Every other object in a full heraldic achievement is dependent upon the shield or coat of arms.
The technical use of the heraldic term crest refers to just one component of a complete achievement. The crest has evolved from the three-dimensional figure placed on the top of the helm as a further means of identification. The crest rests atop the helmet, which in turn rests on the most important part of the achievement: the shield. The crest is a common adjunct of the shield and consists of any object or objects placed above it. When shown above the shield, the crest normally arises out of a wreath made of twisted ribbons in the two principal tinctures of the shield. Crests do not always accompany the shield, as they are not a required addition.
The Wreath or Torse
The torse or wreath is a twisted roll of fabric wound around the top of the helm and crest to support the mantle, the protective cloth covering worn over a knight’s helmet. The torse comprises a pair of ribbons twisted together, tinctured of the two principal metal and colors of the shield, the livery colors. The torse was sometimes held to represent a token from the crusader’s lady-love, given to him when he left for war, a sort of handkerchief which he twisted round the top of his helmet, masking the join where the crest was affixed.
The Helmet or Helm
On top of the shield is placed the helmet, upon which the crest is fastened by a wreath, coronet, or chapeau. The helmet is important in showcasing the armorial bearings. The shape of the helmet has varied greatly in heraldic representation. While the basic features of heraldry remain consistent, the modes in which the insignia are shown have been subject to changes in fashion.

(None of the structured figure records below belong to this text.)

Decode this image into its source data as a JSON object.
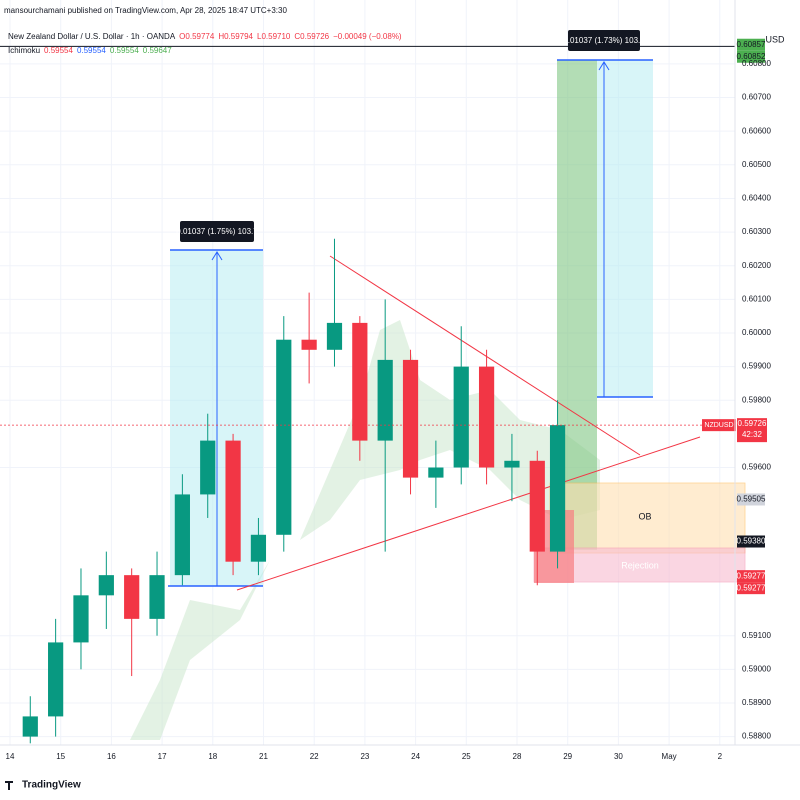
{
  "chart_data": {
    "type": "candlestick",
    "publisher": "mansourchamani published on TradingView.com, Apr 28, 2025 18:47 UTC+3:30",
    "title": "New Zealand Dollar / U.S. Dollar · 1h · OANDA",
    "ohlc_header": [
      "O0.59774",
      "H0.59794",
      "L0.59710",
      "C0.59726",
      "−0.00049 (−0.08%)"
    ],
    "indicator": {
      "name": "Ichimoku",
      "values": [
        {
          "label": "0.59554",
          "color": "#f23645"
        },
        {
          "label": "0.59554",
          "color": "#2962ff"
        },
        {
          "label": "0.59554",
          "color": "#4caf50"
        },
        {
          "label": "0.59647",
          "color": "#4caf50"
        }
      ]
    },
    "currency": "USD",
    "x": [
      0.4,
      0.9,
      1.4,
      1.9,
      2.4,
      2.9,
      3.4,
      3.9,
      4.4,
      4.9,
      5.4,
      5.9,
      6.4,
      6.9,
      7.4,
      7.9,
      8.4,
      8.9,
      9.4,
      9.9,
      10.4,
      10.8
    ],
    "open": [
      0.588,
      0.5886,
      0.5908,
      0.5922,
      0.5928,
      0.5915,
      0.5928,
      0.5952,
      0.5968,
      0.5932,
      0.594,
      0.5998,
      0.5995,
      0.6003,
      0.5968,
      0.5992,
      0.5957,
      0.596,
      0.599,
      0.596,
      0.5962,
      0.5935
    ],
    "high": [
      0.5892,
      0.5915,
      0.593,
      0.5935,
      0.593,
      0.5935,
      0.5958,
      0.5976,
      0.597,
      0.5945,
      0.6005,
      0.6012,
      0.6028,
      0.6005,
      0.601,
      0.5995,
      0.5968,
      0.6002,
      0.5995,
      0.597,
      0.5965,
      0.598
    ],
    "low": [
      0.5878,
      0.588,
      0.59,
      0.5912,
      0.5898,
      0.591,
      0.5925,
      0.5945,
      0.5928,
      0.5928,
      0.5935,
      0.5985,
      0.599,
      0.5962,
      0.5935,
      0.5952,
      0.5948,
      0.5955,
      0.5955,
      0.595,
      0.5925,
      0.593
    ],
    "close": [
      0.5886,
      0.5908,
      0.5922,
      0.5928,
      0.5915,
      0.5928,
      0.5952,
      0.5968,
      0.5932,
      0.594,
      0.5998,
      0.5995,
      0.6003,
      0.5968,
      0.5992,
      0.5957,
      0.596,
      0.599,
      0.596,
      0.5962,
      0.5935,
      0.59726
    ],
    "up_color": "#089981",
    "down_color": "#f23645",
    "xlim": [
      -0.2,
      14.3
    ],
    "xticks": [
      {
        "value": 0,
        "label": "14"
      },
      {
        "value": 1,
        "label": "15"
      },
      {
        "value": 2,
        "label": "16"
      },
      {
        "value": 3,
        "label": "17"
      },
      {
        "value": 4,
        "label": "18"
      },
      {
        "value": 5,
        "label": "21"
      },
      {
        "value": 6,
        "label": "22"
      },
      {
        "value": 7,
        "label": "23"
      },
      {
        "value": 8,
        "label": "24"
      },
      {
        "value": 9,
        "label": "25"
      },
      {
        "value": 10,
        "label": "28"
      },
      {
        "value": 11,
        "label": "29"
      },
      {
        "value": 12,
        "label": "30"
      },
      {
        "value": 13,
        "label": "May"
      },
      {
        "value": 14,
        "label": "2"
      }
    ],
    "ylim": [
      0.58775,
      0.6099
    ],
    "yticks": [
      {
        "value": 0.608,
        "label": "0.60800"
      },
      {
        "value": 0.607,
        "label": "0.60700"
      },
      {
        "value": 0.606,
        "label": "0.60600"
      },
      {
        "value": 0.605,
        "label": "0.60500"
      },
      {
        "value": 0.604,
        "label": "0.60400"
      },
      {
        "value": 0.603,
        "label": "0.60300"
      },
      {
        "value": 0.602,
        "label": "0.60200"
      },
      {
        "value": 0.601,
        "label": "0.60100"
      },
      {
        "value": 0.6,
        "label": "0.60000"
      },
      {
        "value": 0.599,
        "label": "0.59900"
      },
      {
        "value": 0.598,
        "label": "0.59800"
      },
      {
        "value": 0.596,
        "label": "0.59600"
      },
      {
        "value": 0.591,
        "label": "0.59100"
      },
      {
        "value": 0.59,
        "label": "0.59000"
      },
      {
        "value": 0.589,
        "label": "0.58900"
      },
      {
        "value": 0.588,
        "label": "0.58800"
      }
    ],
    "grid": true,
    "price_labels": [
      {
        "value": 0.60857,
        "label": "0.60857",
        "color": "#4caf50",
        "text_color": "#131722"
      },
      {
        "value": 0.60852,
        "label": "0.60852",
        "color": "#4caf50",
        "text_color": "#131722"
      },
      {
        "value": 0.59505,
        "label": "0.59505",
        "color": "#d1d4dc",
        "text_color": "#131722"
      },
      {
        "value": 0.5938,
        "label": "0.59380",
        "color": "#131722",
        "text_color": "#ffffff"
      },
      {
        "value": 0.59277,
        "label": "0.59277",
        "color": "#f23645",
        "text_color": "#ffffff"
      },
      {
        "value": 0.59277,
        "label": "0.59277",
        "color": "#f23645",
        "text_color": "#ffffff"
      }
    ],
    "last_price": {
      "symbol": "NZDUSD",
      "value": 0.59726,
      "label": "0.59726",
      "countdown": "42:32",
      "color": "#f23645"
    },
    "horizontal_line": 0.60852,
    "annotations": {
      "measure_left": "0.01037 (1.75%) 103.7",
      "measure_right": "0.01037 (1.73%) 103.7",
      "order_block": "OB",
      "rejection": "Rejection"
    },
    "brand": "TradingView"
  }
}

When the helm and crest are shown, they are usually accompanied by a mantling or lambrequin. The mantling was made of linen or other cloth to shield the wearer from the sun’s rays; it also served to snare or deflect sword cuts. Today it takes the form of a stylized cloak, with the outer surface generally in the principal color of the shield and the inner surface in the principal metal. The mantling is sometimes depicted with a ragged edge, as if damaged in combat, though this is at the emblazoner’s discretion.
Mottoes have often become the starting point of myths and legends—time and again, a phrase or short sentence that began life as an inspiration or exhortation has acquired a fantastic explanation. An armorial motto is a phrase intended to describe the wearer’s motivation or intention. Some mottoes are old war cries. Others are puns of the owner’s name or title, such as the Seton war cry of “Set on.” French and Latin are the most popular languages, but Gaelic and Greek also appear. Mottoes are generally changed at will and do not make up an integral part of the armorial achievement.
Supporters are two matching figures that are usually depicted holding up either side of the shield. Supporters are traditionally beasts, birds, monsters, humans or mythical animals. Today, their use is generally limited to civic and municipal coats of arms, or for people who have achieved great notoriety. The figures may be real or imaginary animals, humans, or in rare cases, plants or inanimate objects.
Occasionally, the coat of arms will feature just one single supporter, which is generally an eagle with one or two heads, although there are other examples.